And I found old bottles – of the type that had once held a cork stopper – sticking out of the gooey mud along the creek; the glass would often have a rosy lavender hue due to the accumulated exposure to sunlight.
We fished too, farm ponds simply abounded in the rural areas around us. We discovered clever ways to catch bullfrogs and that those captured snapping turtles really could crush small branches in their powerful jaws – and thus teaching us to give them distance and respect as we now could see the potential of getting a finger sheared off. And crayfish have claws that sure could painfully pinch!
We lived for a year in the northwestern part of the state, and very near the Iowa Great Lakes. I learned use a small, red cork popper to catch bluegills – I took great pride in having successfully mastered use of an artificial lure.
One afternoon in a sun-dappled cove along Lake West Okoboji I was watching a small school of bluegill lazily lolling in the clear water near the shore when they suddenly panicked and scattered – and into that void suddenly burst a lunging northern pike. It hovered for a moment after its failed ambush and then spying me towering above, turned and shot back into the murky depths.

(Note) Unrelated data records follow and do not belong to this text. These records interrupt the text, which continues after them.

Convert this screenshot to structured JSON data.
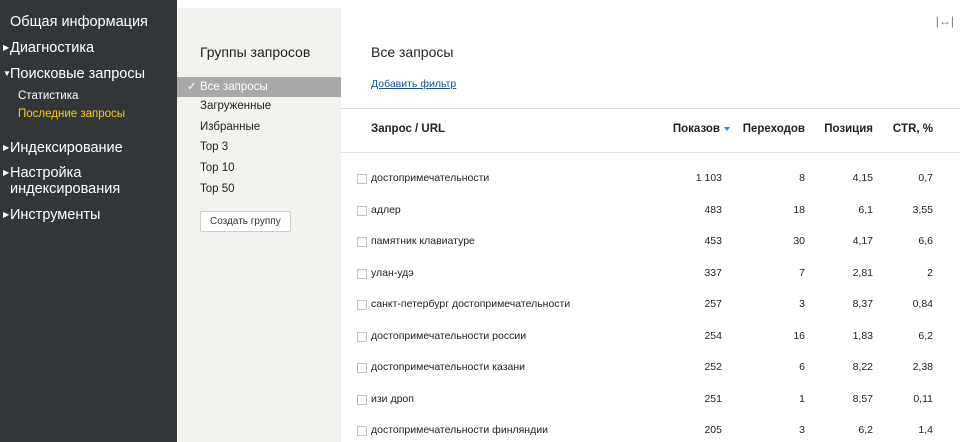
{
  "sidebar": {
    "overview": "Общая информация",
    "diagnostics": "Диагностика",
    "search_queries": "Поисковые запросы",
    "sub_statistics": "Статистика",
    "sub_recent": "Последние запросы",
    "indexing": "Индексирование",
    "indexing_settings_line1": "Настройка",
    "indexing_settings_line2": "индексирования",
    "tools": "Инструменты",
    "active_color": "#ffcc00",
    "bg_color": "#333639"
  },
  "groups": {
    "title": "Группы запросов",
    "items": [
      "Все запросы",
      "Загруженные",
      "Избранные",
      "Top 3",
      "Top 10",
      "Top 50"
    ],
    "selected_index": 0,
    "create_button": "Создать группу"
  },
  "main": {
    "title": "Все запросы",
    "add_filter": "Добавить фильтр",
    "columns": {
      "query": "Запрос / URL",
      "shows": "Показов",
      "clicks": "Переходов",
      "position": "Позиция",
      "ctr": "CTR, %"
    },
    "sort_column": "shows",
    "rows": [
      {
        "query": "достопримечательности",
        "shows": "1 103",
        "clicks": "8",
        "position": "4,15",
        "ctr": "0,7"
      },
      {
        "query": "адлер",
        "shows": "483",
        "clicks": "18",
        "position": "6,1",
        "ctr": "3,55"
      },
      {
        "query": "памятник клавиатуре",
        "shows": "453",
        "clicks": "30",
        "position": "4,17",
        "ctr": "6,6"
      },
      {
        "query": "улан-удэ",
        "shows": "337",
        "clicks": "7",
        "position": "2,81",
        "ctr": "2"
      },
      {
        "query": "санкт-петербург достопримечательности",
        "shows": "257",
        "clicks": "3",
        "position": "8,37",
        "ctr": "0,84"
      },
      {
        "query": "достопримечательности россии",
        "shows": "254",
        "clicks": "16",
        "position": "1,83",
        "ctr": "6,2"
      },
      {
        "query": "достопримечательности казани",
        "shows": "252",
        "clicks": "6",
        "position": "8,22",
        "ctr": "2,38"
      },
      {
        "query": "изи дроп",
        "shows": "251",
        "clicks": "1",
        "position": "8,57",
        "ctr": "0,11"
      },
      {
        "query": "достопримечательности финляндии",
        "shows": "205",
        "clicks": "3",
        "position": "6,2",
        "ctr": "1,4"
      }
    ]
  },
  "icons": {
    "expand": "|↔|",
    "check": "✓"
  },
  "colors": {
    "link": "#1a4ea3",
    "sort_arrow": "#3c7ed8",
    "selected_group_bg": "#a8a9ab"
  }
}
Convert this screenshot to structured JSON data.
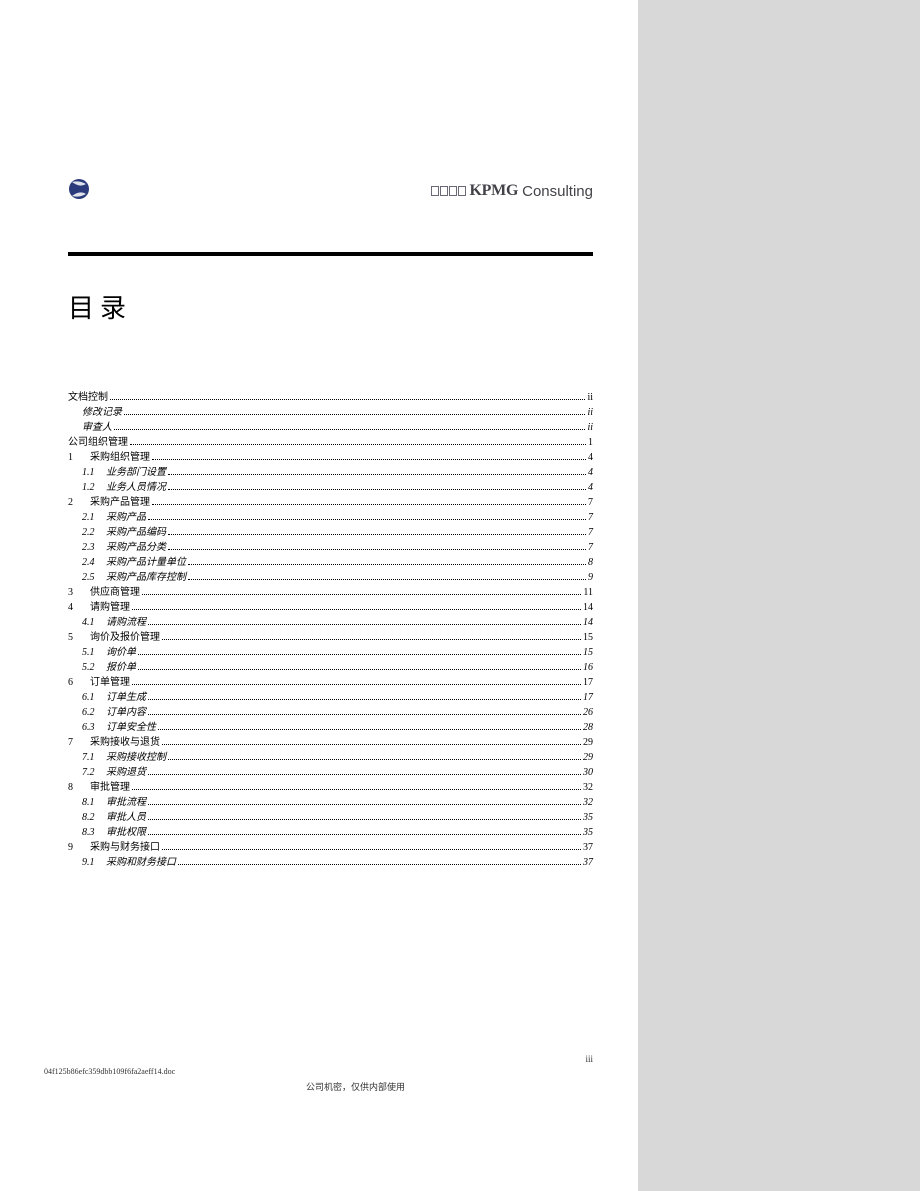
{
  "brand": {
    "kpmg": "KPMG",
    "consulting": "Consulting"
  },
  "title": "目录",
  "toc": [
    {
      "lvl": "lvl0",
      "num": "",
      "label": "文档控制",
      "page": "ii"
    },
    {
      "lvl": "lvl0i",
      "num": "",
      "label": "修改记录",
      "page": "ii"
    },
    {
      "lvl": "lvl0i",
      "num": "",
      "label": "审查人",
      "page": "ii"
    },
    {
      "lvl": "lvl0",
      "num": "",
      "label": "公司组织管理",
      "page": "1"
    },
    {
      "lvl": "lvl1",
      "num": "1",
      "label": "采购组织管理",
      "page": "4"
    },
    {
      "lvl": "lvl2",
      "num": "1.1",
      "label": "业务部门设置",
      "page": "4"
    },
    {
      "lvl": "lvl2",
      "num": "1.2",
      "label": "业务人员情况",
      "page": "4"
    },
    {
      "lvl": "lvl1",
      "num": "2",
      "label": "采购产品管理",
      "page": "7"
    },
    {
      "lvl": "lvl2",
      "num": "2.1",
      "label": "采购产品",
      "page": "7"
    },
    {
      "lvl": "lvl2",
      "num": "2.2",
      "label": "采购产品编码",
      "page": "7"
    },
    {
      "lvl": "lvl2",
      "num": "2.3",
      "label": "采购产品分类",
      "page": "7"
    },
    {
      "lvl": "lvl2",
      "num": "2.4",
      "label": "采购产品计量单位",
      "page": "8"
    },
    {
      "lvl": "lvl2",
      "num": "2.5",
      "label": "采购产品库存控制",
      "page": "9"
    },
    {
      "lvl": "lvl1",
      "num": "3",
      "label": "供应商管理",
      "page": "11"
    },
    {
      "lvl": "lvl1",
      "num": "4",
      "label": "请购管理",
      "page": "14"
    },
    {
      "lvl": "lvl2",
      "num": "4.1",
      "label": "请购流程",
      "page": "14"
    },
    {
      "lvl": "lvl1",
      "num": "5",
      "label": "询价及报价管理",
      "page": "15"
    },
    {
      "lvl": "lvl2",
      "num": "5.1",
      "label": "询价单",
      "page": "15"
    },
    {
      "lvl": "lvl2",
      "num": "5.2",
      "label": "报价单",
      "page": "16"
    },
    {
      "lvl": "lvl1",
      "num": "6",
      "label": "订单管理",
      "page": "17"
    },
    {
      "lvl": "lvl2",
      "num": "6.1",
      "label": "订单生成",
      "page": "17"
    },
    {
      "lvl": "lvl2",
      "num": "6.2",
      "label": "订单内容",
      "page": "26"
    },
    {
      "lvl": "lvl2",
      "num": "6.3",
      "label": "订单安全性",
      "page": "28"
    },
    {
      "lvl": "lvl1",
      "num": "7",
      "label": "采购接收与退货",
      "page": "29"
    },
    {
      "lvl": "lvl2",
      "num": "7.1",
      "label": "采购接收控制",
      "page": "29"
    },
    {
      "lvl": "lvl2",
      "num": "7.2",
      "label": "采购退货",
      "page": "30"
    },
    {
      "lvl": "lvl1",
      "num": "8",
      "label": "审批管理",
      "page": "32"
    },
    {
      "lvl": "lvl2",
      "num": "8.1",
      "label": "审批流程",
      "page": "32"
    },
    {
      "lvl": "lvl2",
      "num": "8.2",
      "label": "审批人员",
      "page": "35"
    },
    {
      "lvl": "lvl2",
      "num": "8.3",
      "label": "审批权限",
      "page": "35"
    },
    {
      "lvl": "lvl1",
      "num": "9",
      "label": "采购与财务接口",
      "page": "37"
    },
    {
      "lvl": "lvl2",
      "num": "9.1",
      "label": "采购和财务接口",
      "page": "37"
    }
  ],
  "footer": {
    "filename": "04f125b86efc359dbb109f6fa2aeff14.doc",
    "confidential": "公司机密，仅供内部使用",
    "pagenum": "iii"
  }
}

There was a sort of canal connecting Big Spirit Lake with East Lake Okoboji, and jumbo yellow perch were spawning in the clear water. These are a particularly-beautiful freshwater fish, with yellowish-gold bodies interspersed with dusky vertical barring and further highlighted by vivid orange fins. Anglers lined both banks virtually shoulder-to-shoulder, but those fish apparently had lockjaw. My brother and I both had bobbers, with my brother using a worm and myself a minnow for bait. Almost simultaneously, a pair of fish accepted each of our offerings, and this pair represented the only fish landed by anyone that day.
I learned that crappies are very gregarious and have such a strong affinity for schooling that free-swimming fish might position themselves alongside the stringer of crappies that you had already captured.
And I fished in the local streams in southwest Iowa, these being the Nishnabotna and Nodaway Rivers. Once along the Nishnabotna I encountered a gar holding position in the current near the bank and lowered my bait right in front of it. The gar grabbed it and simply held on - their bony beak will deflect the point of a fish hook quite effectively. I hauled him up onto the bank, and he finally let go of the bait and flopped down into the water – and returned to exactly where he had been and began holding position in the current again as though nothing had ever happened. I lowered my bait in front of him a second time and we repeated the scene – but after this second time, he took off for good once he flopped bank down the bank and back into the river.
On another occasion, this time in the Nodaway River, I hooked a mirror carp; these carp have a few gigantically- large scales scattered along their backs and sides and are otherwise scaleless. I was astonished at the sight as he flopped about on the riprap below, disgorging the hook in the process and tumbling back into the river. I hadn’t seen a living specimen before that day and I haven’t since.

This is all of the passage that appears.